ABSTRAK: Tahanan pentanahan dipengaruhi oleh beberapa faktor seperti : jenis tanah, lapisan tanah, kandungan elektrolit tanah. Kandungan elektrolit tanah dapat dirubah dengan penambahan zat aditif pada tanah. Zat aditif tersebut dapat berupa garam, air, bentonit dan lain-lain. Masing-masing zat aditif tersebut memiliki kandungan kimia yang berbeda-beda yang berakibat terjadinya nilai tahanan pentanahan yang berbeda-beda pula. Dalam penelitian ini akan diteliti mengenai perbedaan penambahan garam dengan penambahan bentonit pada sistem pentanahan. Penelitian dilakukan pada jenis tanah lempung.
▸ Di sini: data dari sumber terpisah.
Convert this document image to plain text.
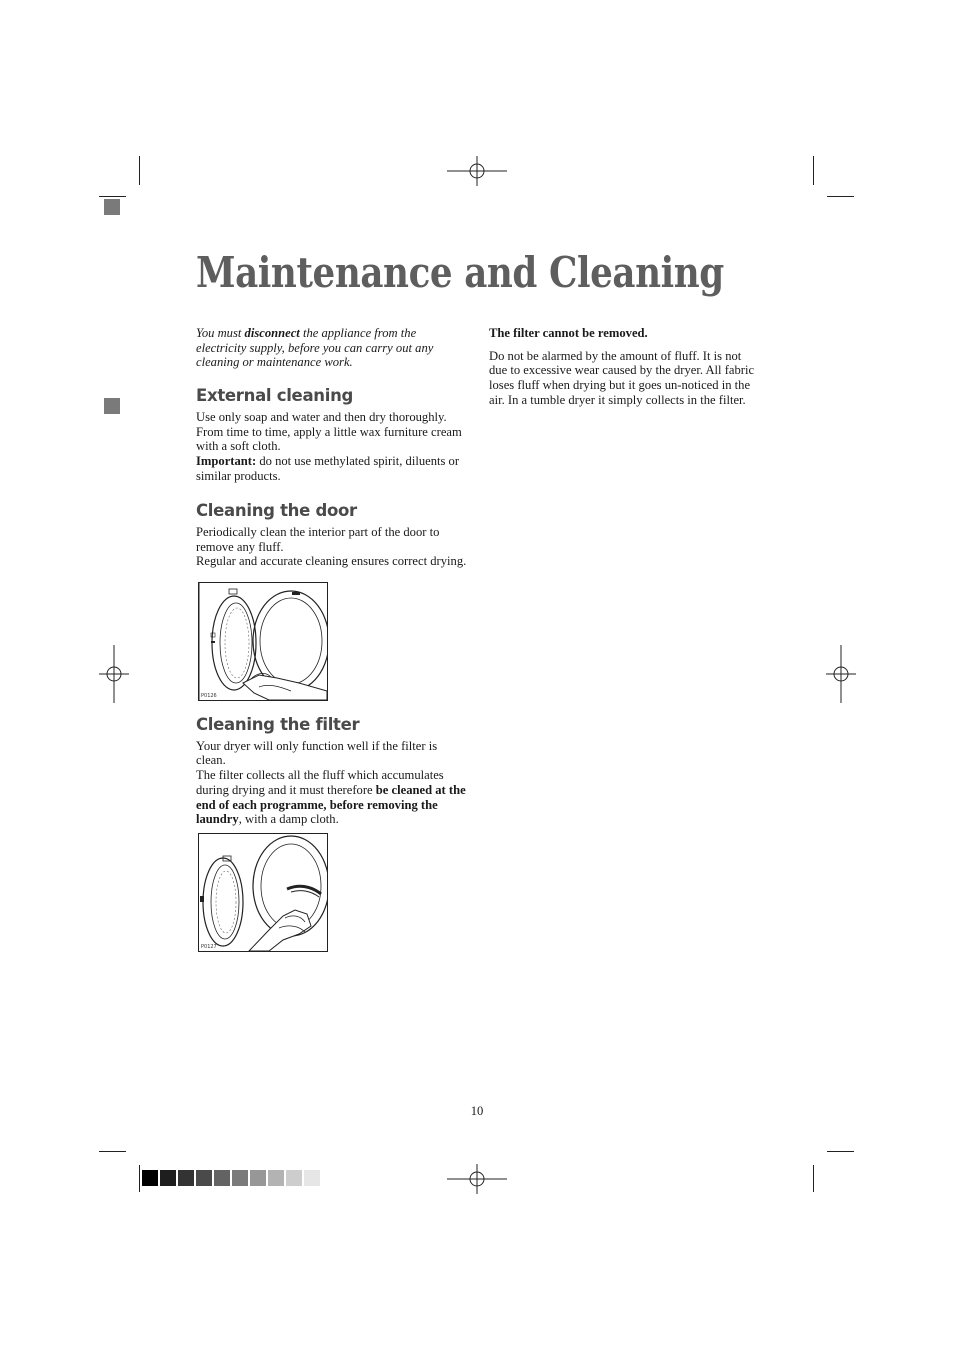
Maintenance and Cleaning

You must disconnect the appliance from the electricity supply, before you can carry out any cleaning or maintenance work.

External cleaning

Use only soap and water and then dry thoroughly. From time to time, apply a little wax furniture cream with a soft cloth.

Important: do not use methylated spirit, diluents or similar products.

Cleaning the door

Periodically clean the interior part of the door to remove any fluff.

Regular and accurate cleaning ensures correct drying.

P0126
Cleaning the filter

Your dryer will only function well if the filter is clean.

The filter collects all the fluff which accumulates during drying and it must therefore be cleaned at the end of each programme, before removing the laundry, with a damp cloth.

P0127

The filter cannot be removed.

Do not be alarmed by the amount of fluff. It is not due to excessive wear caused by the dryer. All fabric loses fluff when drying but it goes un-noticed in the air. In a tumble dryer it simply collects in the filter.

10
Tujuan dari penelitian ini  adalah untuk mengetahui perbedaan  penambahan garam dengan penambahan bentonit terhadap nilai tahanan pentanahan pada sistem pentanahan. 
Analisis statistik dengan uji “t” didapatkan  nilai rata-rata tahanan pentanahan dengan penambahan garam didapatkan 7,6750  ± 0,4375 ohm sedangkan nilai rata-rata tahanan pentanahan dengan penambahan bentonit adalah 3,1600 ± 0,0082     ohm, sehingga nilai tahanan pentanahan dengan penambahan garam berbeda secara signifikan terhadap nilai tahanan pentanahan dengan penambahan bentonit dengan nilai p = 0,   atau p < 0,05. 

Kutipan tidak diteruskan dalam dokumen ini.